I 10 anni di lavoro del manifestosardo.org riassunti da una saggia selezione di scritti di Ligas forniscono uno strumento utile per il continuo interrogarsi sul versante isolano della questione meridionale, sulla mancata autonomia di un’isola la cui popolazione solo in qualche fugace momento della storia è riuscita a liberarsi della sottomissione al potere centrale e ancor più a quello locale, capace solo di distribuire in modo clientelare soldi arrivati a pioggia da Roma per uno sviluppo sporco (petrolio e chimica soprattutto) e incompatibile da un punto di vista sociale e ambientale con una terra meravigliosa e tragica a cavallo tra antiche subalternità e rivolte, tra macchie e spiagge incontaminate e coste violentate dal cemento e dalla miopia della speculazione. Tra miniere abbandonate e cattedrali nel deserto dove le dune hanno ricoperto perfino l’altare. “Sardinia colunia” è un’altra scritta stinta che si può ancora intravedere attraversando l’isola in automobile sulla Carlo Felice. La lotta ora sotterranea e ora farsesca, sconclusionata, per l’indipendenza non convince i ricercatori del giornale on line che sostengono un’autonomia all’interno di una riforma federale basata sulla solidarietà (l’utopia necessaria evocata da Rodotà) e l’autogoverno (Gramsci e Lussu).

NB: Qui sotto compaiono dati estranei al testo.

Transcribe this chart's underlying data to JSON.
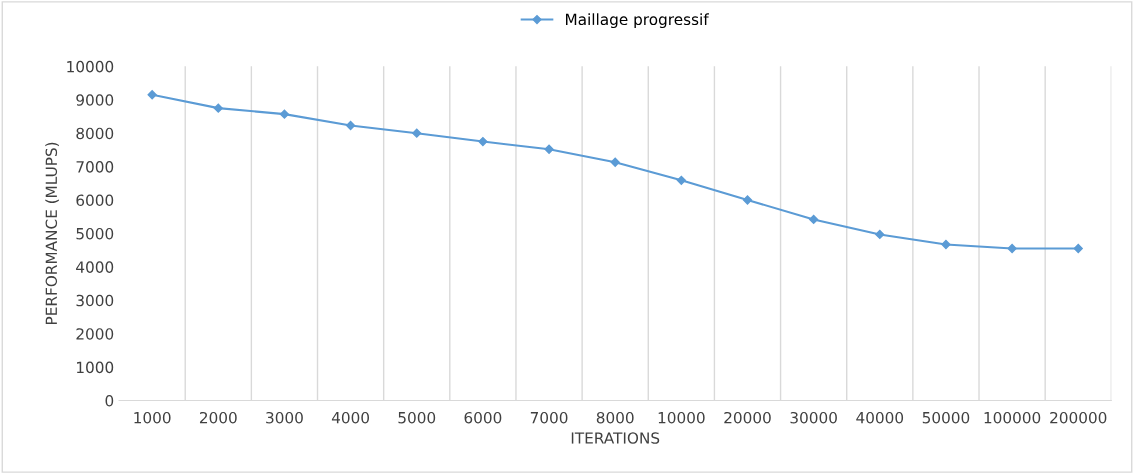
{
  "chart_data": {
    "type": "line",
    "xlabel": "ITERATIONS",
    "ylabel": "PERFORMANCE (MLUPS)",
    "categories": [
      "1000",
      "2000",
      "3000",
      "4000",
      "5000",
      "6000",
      "7000",
      "8000",
      "10000",
      "20000",
      "30000",
      "40000",
      "50000",
      "100000",
      "200000"
    ],
    "series": [
      {
        "name": "Maillage progressif",
        "color": "#5b9bd5",
        "values": [
          9150,
          8750,
          8570,
          8230,
          8000,
          7750,
          7520,
          7130,
          6590,
          6000,
          5420,
          4970,
          4670,
          4550,
          4550
        ]
      }
    ],
    "ylim": [
      0,
      10000
    ],
    "yticks": [
      0,
      1000,
      2000,
      3000,
      4000,
      5000,
      6000,
      7000,
      8000,
      9000,
      10000
    ],
    "grid": "x",
    "legend": "top",
    "marker": "diamond",
    "line_style": "solid"
  }
}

Scrive Ligas: nessuna lotta per l’autonomia o il federalismo o l’indipendenza potrà affermarsi se non accompagnata da un impegno diffuso dal popolo sardo per che fanno – ancora oggi che il manifesto di Pintor non c’è più, anche se una nuova cooperativa ne ha acquistato il nome – del manifestosardo.it un buon grimaldello per scardinare i luoghi comuni del pensiero unico.